Полярный день начал тускнеть, тени удлинялись, ночью стали мерцать звезды, еще блеклые, но уже различимые. Скоро в поселок должны были вернуться те, кто уезжал на лето в отпуск. И я начала надеяться, что Груню оставят. Передумают, не вернутся вовсе, решат, что без нее им лучше, чем с ней. И мама сжалится, разрешит мне делать уроки в соседской квартире. Я буду решать примеры, а Груня сидеть на стопке учебников и наблюдать за мной, легонько подмуркивая.
— Ну как она зимой-то будет? — удивилась бабушка. — Без обогревателя там выстудится все за одну ночь.
Я молчала. Сестрице в городе дали отдельную комнату, и за лето она приезжала всего два раза.

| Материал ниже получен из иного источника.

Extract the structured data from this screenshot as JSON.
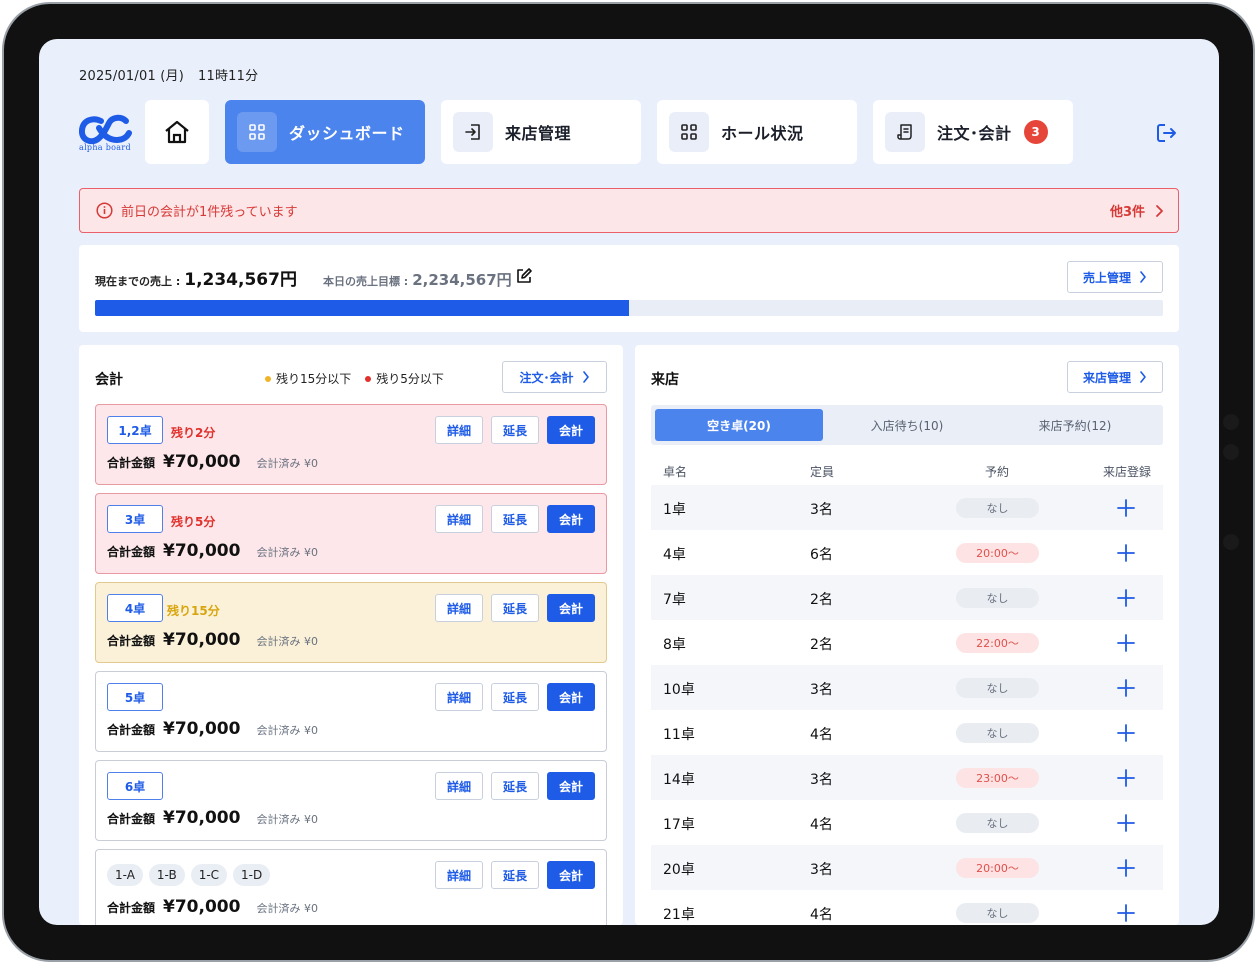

Уж на пару дней Груню можно будет вернуть в соседскую квартиру, а остальные пусть греется с нами. Ну, пожалуйста, мамочка. Я напишу все изложения на пятерку и примеров решу много-много. Просьба вертелась на языке. Я застывала перед мамой, пока она собиралась на работу — накручивала волосы на термобигуди и дула, чтобы не обжечь пальцы.
— Ты чего мнешься? — спрашивала она.
Я срывалась с места и бежала к Груне, садилась на диван и ждала, пока она вспрыгнет на спинку и потрется об меня лбом и краешком щеки.
А потом мама сказала, что с материка прилетел самолет.
— Дядя Юра уже звонил, сегодня приедут за Груней.
Сердце забилось так быстро, что майка задрожала в такт. Я умылась, сжевала яйцо с сосиской. Все молча.
— Игрушки с пола собери, — попросила бабушка, а сама начала пылесосить ковер в большой комнате.
Я перешагнула через гориллу Чарли и вышла в подъезд. Предметы стали четкими и острыми, в голове гулко стучало. Скоро приедут. Надо начать плакать. Так, чтобы слезы текли из глаз и носа одновременно. Так, чтобы в груди заболело. И дяде Юре меня стало жалко.
— Смотри, Лелечка, — скажет. — Мы тебе помидоров привезли. Как ты любишь, в банке.
Тетя Нина солила маленькие помидорчики. Они были на один зуб. Куснешь, а внутри они соленые и остренькие, потому что с красным перцем. У нас такие помидоры не росли, тетя Нина покупала их в городской теплице. Я за них душу готова была продать. Душу, но не Груню.
— Заберите свои помидоры, — отвечу. — А Груню мне оставьте. Нам с ней хорошо.